ReST meets ReAct:用于多步推理LLM代理的自我改进
ReST meets ReAct: Self-Improvement for Multi-Step Reasoning LLM Agent
December 15, 2023
作者: Renat Aksitov, Sobhan Miryoosefi, Zonglin Li, Daliang Li, Sheila Babayan, Kavya Kopparapu, Zachary Fisher, Ruiqi Guo, Sushant Prakash, Pranesh Srinivasan, Manzil Zaheer, Felix Yu, Sanjiv Kumar
cs.AI
摘要
回答复杂的自然语言问题通常需要多步推理和整合外部信息。一些系统已经将知识检索与大型语言模型(LLM)相结合,以回答此类问题。然而,这些系统存在各种失败情况,我们无法直接端对端地训练它们来修复这些失败,因为与外部知识的交互是不可微分的。为了解决这些不足,我们定义了一种具有推理和对外部知识采取行动能力的ReAct风格LLM代理。我们通过一种类似ReST的方法进一步完善代理,该方法通过在先前轨迹上进行迭代训练,采用增量批强化学习与AI反馈进行持续自我改进和自我蒸馏。从一个提示的大型模型开始,在算法仅两次迭代之后,我们就能产生一个经过精细调整的小型模型,该模型在具有两个数量级更少参数的具有挑战性的组合式问答基准测试上实现了可比较的性能。
English
Answering complex natural language questions often necessitates multi-step
reasoning and integrating external information. Several systems have combined
knowledge retrieval with a large language model (LLM) to answer such questions.

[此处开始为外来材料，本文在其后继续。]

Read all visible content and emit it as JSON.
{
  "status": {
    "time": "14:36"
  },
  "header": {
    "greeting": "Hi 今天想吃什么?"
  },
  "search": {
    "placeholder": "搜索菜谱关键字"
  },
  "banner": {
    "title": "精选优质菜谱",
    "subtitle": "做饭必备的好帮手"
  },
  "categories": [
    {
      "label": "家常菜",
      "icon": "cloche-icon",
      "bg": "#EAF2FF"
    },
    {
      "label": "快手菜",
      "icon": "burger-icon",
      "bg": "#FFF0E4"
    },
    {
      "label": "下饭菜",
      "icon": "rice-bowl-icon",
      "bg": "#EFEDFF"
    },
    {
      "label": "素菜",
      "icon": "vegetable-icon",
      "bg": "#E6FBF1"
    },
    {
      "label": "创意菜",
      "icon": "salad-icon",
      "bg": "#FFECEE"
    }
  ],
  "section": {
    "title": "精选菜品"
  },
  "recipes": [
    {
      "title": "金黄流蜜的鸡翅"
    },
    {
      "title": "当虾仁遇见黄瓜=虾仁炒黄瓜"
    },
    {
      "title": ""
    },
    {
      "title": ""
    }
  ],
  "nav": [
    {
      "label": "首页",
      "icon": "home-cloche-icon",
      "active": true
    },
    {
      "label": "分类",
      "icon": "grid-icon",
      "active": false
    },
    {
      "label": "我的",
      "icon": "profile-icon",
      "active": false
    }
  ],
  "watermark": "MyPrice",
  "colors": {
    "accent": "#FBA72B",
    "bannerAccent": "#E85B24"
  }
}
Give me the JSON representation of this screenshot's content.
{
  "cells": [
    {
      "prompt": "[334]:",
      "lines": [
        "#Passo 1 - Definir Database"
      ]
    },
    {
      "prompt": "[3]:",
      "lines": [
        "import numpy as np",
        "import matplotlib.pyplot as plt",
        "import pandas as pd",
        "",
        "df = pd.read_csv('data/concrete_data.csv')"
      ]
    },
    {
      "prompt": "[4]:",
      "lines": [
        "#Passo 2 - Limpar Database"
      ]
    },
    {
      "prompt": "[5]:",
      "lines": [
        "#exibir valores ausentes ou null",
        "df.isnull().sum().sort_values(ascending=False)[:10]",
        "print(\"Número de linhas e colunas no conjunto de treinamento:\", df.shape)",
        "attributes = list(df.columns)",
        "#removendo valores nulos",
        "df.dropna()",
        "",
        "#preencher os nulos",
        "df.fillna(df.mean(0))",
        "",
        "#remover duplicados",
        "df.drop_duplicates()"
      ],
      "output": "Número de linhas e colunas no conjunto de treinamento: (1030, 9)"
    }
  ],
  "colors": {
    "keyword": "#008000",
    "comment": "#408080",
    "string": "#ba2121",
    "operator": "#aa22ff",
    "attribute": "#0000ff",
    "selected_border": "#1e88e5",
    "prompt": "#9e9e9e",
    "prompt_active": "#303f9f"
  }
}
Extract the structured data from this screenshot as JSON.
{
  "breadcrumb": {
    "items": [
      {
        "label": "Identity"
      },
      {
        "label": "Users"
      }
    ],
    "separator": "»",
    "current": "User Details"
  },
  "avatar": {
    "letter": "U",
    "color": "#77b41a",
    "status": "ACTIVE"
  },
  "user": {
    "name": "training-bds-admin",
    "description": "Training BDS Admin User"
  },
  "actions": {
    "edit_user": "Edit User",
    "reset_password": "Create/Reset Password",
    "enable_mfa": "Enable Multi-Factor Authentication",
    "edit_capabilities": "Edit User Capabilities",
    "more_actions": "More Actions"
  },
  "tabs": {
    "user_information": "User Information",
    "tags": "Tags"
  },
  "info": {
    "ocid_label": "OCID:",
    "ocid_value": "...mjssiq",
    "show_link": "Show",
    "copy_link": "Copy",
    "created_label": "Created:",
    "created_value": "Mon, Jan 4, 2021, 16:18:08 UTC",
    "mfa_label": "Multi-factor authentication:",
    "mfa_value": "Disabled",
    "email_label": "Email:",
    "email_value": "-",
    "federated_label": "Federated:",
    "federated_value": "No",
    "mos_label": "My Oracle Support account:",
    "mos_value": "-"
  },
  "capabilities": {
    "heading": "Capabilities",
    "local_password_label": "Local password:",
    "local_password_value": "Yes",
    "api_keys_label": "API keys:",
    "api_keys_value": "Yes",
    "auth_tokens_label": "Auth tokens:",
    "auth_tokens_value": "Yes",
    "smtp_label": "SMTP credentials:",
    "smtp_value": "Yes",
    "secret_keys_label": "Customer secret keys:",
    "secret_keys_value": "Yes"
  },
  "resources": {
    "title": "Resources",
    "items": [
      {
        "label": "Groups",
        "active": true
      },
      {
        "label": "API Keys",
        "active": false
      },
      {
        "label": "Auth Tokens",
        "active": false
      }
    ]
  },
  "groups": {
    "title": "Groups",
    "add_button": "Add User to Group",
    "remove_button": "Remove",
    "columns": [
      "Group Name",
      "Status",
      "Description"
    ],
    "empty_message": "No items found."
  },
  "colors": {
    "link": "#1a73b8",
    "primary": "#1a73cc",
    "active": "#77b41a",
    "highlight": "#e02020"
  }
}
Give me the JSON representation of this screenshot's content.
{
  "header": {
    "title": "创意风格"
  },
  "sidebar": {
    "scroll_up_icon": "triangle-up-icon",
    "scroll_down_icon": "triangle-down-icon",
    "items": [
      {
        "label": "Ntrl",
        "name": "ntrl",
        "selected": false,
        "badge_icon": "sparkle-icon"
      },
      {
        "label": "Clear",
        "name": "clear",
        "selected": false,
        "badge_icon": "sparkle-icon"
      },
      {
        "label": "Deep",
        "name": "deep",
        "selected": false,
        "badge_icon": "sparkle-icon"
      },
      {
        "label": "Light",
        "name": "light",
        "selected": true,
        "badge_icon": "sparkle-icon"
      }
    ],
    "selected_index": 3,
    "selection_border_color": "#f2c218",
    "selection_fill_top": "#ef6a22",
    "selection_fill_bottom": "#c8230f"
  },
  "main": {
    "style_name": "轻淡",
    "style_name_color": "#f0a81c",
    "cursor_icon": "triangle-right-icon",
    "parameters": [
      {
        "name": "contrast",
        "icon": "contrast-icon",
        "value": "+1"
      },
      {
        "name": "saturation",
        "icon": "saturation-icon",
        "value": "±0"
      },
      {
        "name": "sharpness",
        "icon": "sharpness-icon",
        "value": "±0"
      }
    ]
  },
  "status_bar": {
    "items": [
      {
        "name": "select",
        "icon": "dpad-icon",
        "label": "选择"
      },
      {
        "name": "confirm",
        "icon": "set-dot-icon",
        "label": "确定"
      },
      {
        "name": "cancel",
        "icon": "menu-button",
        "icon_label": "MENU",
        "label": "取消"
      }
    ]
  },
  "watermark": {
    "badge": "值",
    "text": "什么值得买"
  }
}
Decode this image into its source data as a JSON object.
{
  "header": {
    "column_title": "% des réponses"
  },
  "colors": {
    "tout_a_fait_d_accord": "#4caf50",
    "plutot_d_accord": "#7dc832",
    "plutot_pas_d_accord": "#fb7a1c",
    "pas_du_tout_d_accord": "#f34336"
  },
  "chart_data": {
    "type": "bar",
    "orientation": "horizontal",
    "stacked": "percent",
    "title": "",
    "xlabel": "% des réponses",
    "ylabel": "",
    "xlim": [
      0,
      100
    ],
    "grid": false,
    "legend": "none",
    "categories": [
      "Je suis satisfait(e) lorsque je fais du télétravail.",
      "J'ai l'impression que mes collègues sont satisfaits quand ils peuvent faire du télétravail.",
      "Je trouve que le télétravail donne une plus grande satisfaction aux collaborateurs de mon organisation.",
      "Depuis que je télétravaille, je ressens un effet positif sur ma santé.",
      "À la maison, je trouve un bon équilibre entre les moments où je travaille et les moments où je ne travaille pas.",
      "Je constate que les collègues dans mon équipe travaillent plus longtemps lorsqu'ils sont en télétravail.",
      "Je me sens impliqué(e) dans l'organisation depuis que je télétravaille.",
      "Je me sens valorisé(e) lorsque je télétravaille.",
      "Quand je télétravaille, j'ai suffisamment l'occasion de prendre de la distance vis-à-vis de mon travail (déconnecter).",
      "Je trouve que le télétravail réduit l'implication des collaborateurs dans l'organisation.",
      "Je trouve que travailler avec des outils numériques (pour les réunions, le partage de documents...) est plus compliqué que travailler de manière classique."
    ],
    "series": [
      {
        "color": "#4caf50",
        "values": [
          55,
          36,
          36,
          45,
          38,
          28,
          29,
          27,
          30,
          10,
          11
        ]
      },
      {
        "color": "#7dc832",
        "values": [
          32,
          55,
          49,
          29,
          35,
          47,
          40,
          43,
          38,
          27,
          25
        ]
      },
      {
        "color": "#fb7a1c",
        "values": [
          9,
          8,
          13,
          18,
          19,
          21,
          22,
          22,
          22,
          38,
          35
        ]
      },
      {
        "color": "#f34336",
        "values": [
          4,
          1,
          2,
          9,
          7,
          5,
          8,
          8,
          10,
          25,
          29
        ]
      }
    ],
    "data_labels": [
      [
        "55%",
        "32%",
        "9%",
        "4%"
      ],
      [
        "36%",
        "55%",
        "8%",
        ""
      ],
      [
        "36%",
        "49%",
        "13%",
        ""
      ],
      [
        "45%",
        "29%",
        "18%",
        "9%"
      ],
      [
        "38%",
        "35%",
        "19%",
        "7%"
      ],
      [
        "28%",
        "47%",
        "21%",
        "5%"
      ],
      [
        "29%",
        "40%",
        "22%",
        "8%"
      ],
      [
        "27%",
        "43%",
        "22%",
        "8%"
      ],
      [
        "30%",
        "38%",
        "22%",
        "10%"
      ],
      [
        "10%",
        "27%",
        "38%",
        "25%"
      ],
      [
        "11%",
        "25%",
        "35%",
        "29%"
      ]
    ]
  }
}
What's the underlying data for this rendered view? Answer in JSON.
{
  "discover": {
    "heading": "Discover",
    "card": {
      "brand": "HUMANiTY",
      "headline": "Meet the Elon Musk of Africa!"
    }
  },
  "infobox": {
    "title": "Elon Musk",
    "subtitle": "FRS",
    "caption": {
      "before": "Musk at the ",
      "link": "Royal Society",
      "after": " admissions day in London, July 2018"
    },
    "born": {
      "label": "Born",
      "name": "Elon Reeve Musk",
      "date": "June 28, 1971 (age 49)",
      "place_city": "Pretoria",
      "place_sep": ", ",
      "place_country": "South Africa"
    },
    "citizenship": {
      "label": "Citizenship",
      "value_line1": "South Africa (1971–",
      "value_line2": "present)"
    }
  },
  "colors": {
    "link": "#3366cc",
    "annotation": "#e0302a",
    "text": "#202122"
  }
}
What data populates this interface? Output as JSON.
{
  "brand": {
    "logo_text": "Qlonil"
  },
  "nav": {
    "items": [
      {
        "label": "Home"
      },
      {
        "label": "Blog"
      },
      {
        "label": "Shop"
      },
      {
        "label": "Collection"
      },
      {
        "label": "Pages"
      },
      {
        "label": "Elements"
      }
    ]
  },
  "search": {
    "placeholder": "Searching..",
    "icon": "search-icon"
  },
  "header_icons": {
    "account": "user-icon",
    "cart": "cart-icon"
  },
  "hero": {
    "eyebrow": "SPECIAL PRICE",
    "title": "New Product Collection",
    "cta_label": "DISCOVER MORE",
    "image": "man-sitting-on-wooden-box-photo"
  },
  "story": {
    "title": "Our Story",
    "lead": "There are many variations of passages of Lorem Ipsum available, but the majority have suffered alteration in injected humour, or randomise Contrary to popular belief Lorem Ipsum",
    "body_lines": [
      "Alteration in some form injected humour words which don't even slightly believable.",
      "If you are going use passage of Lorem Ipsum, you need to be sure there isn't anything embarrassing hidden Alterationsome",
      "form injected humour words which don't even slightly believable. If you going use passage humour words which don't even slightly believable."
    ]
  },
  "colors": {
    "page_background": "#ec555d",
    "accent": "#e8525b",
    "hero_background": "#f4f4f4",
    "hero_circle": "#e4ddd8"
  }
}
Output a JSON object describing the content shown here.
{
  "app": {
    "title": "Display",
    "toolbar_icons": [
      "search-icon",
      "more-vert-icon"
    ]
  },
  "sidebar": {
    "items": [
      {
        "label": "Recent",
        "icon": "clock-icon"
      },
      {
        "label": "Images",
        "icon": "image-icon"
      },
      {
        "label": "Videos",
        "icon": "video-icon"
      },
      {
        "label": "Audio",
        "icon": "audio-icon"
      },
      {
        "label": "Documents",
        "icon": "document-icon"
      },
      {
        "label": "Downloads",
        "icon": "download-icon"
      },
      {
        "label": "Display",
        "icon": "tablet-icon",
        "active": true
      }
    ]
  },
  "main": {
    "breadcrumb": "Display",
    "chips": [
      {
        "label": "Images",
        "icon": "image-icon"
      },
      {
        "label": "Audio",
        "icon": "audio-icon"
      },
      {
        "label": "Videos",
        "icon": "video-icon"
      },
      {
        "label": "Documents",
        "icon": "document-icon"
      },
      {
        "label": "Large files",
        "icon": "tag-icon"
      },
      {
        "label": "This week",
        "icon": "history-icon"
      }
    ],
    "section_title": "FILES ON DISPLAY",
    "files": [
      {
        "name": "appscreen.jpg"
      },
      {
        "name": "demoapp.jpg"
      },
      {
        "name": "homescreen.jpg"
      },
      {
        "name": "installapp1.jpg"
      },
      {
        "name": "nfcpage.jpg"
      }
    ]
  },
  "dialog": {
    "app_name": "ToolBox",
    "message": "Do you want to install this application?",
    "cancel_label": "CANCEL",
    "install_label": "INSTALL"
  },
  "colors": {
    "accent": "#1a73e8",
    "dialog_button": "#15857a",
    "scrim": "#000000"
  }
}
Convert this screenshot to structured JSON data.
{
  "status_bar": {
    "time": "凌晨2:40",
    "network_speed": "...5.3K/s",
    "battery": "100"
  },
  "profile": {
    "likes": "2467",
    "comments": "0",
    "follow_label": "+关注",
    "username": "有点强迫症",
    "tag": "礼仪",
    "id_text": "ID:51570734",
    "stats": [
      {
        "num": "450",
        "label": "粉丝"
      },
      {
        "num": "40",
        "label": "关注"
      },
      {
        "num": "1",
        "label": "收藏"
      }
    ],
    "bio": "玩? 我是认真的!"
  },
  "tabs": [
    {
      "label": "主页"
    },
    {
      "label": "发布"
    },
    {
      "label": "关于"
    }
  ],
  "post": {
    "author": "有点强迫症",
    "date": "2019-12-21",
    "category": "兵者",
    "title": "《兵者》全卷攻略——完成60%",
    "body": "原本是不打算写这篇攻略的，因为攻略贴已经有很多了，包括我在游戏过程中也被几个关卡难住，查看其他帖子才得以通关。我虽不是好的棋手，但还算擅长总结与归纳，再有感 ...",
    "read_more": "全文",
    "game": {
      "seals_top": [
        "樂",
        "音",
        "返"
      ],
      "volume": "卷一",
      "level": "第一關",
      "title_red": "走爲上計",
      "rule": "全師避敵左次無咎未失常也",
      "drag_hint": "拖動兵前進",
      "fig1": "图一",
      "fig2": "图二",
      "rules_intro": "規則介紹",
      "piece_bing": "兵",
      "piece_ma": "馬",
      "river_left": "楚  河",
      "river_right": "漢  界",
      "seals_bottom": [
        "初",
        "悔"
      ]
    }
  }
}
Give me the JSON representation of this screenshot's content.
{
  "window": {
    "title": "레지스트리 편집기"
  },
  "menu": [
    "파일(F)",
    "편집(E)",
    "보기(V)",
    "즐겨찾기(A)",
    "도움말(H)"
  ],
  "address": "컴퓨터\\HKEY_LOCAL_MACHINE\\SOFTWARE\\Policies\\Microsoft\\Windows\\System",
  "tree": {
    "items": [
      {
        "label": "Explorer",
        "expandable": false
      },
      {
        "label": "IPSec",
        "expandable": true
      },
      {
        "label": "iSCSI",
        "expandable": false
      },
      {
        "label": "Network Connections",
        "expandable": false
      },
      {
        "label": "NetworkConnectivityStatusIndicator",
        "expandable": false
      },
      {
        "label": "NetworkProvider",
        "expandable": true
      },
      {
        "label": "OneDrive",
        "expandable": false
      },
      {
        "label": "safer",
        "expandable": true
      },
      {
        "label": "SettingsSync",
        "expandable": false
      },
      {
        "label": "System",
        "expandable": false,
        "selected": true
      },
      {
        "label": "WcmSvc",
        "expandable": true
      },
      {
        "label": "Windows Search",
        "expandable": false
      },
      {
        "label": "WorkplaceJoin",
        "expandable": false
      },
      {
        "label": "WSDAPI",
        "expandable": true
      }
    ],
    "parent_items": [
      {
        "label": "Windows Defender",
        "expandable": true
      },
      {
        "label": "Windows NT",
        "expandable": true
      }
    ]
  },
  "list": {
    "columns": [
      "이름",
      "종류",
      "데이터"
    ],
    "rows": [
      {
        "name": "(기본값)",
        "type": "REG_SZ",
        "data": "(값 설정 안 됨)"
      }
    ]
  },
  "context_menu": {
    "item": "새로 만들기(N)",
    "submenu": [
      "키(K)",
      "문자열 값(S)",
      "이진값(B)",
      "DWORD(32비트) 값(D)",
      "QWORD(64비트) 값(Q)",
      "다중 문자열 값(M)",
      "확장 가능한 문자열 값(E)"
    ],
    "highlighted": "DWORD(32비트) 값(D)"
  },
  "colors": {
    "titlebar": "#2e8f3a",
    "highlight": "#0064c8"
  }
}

These systems, however, suffer from various failure cases, and we cannot
directly train them end-to-end to fix such failures, as interaction with
external knowledge is non-differentiable. To address these deficiencies, we
define a ReAct-style LLM agent with the ability to reason and act upon external
knowledge. We further refine the agent through a ReST-like method that
iteratively trains on previous trajectories, employing growing-batch
reinforcement learning with AI feedback for continuous self-improvement and
self-distillation. Starting from a prompted large model and after just two
iterations of the algorithm, we can produce a fine-tuned small model that
achieves comparable performance on challenging compositional question-answering
benchmarks with two orders of magnitude fewer parameters.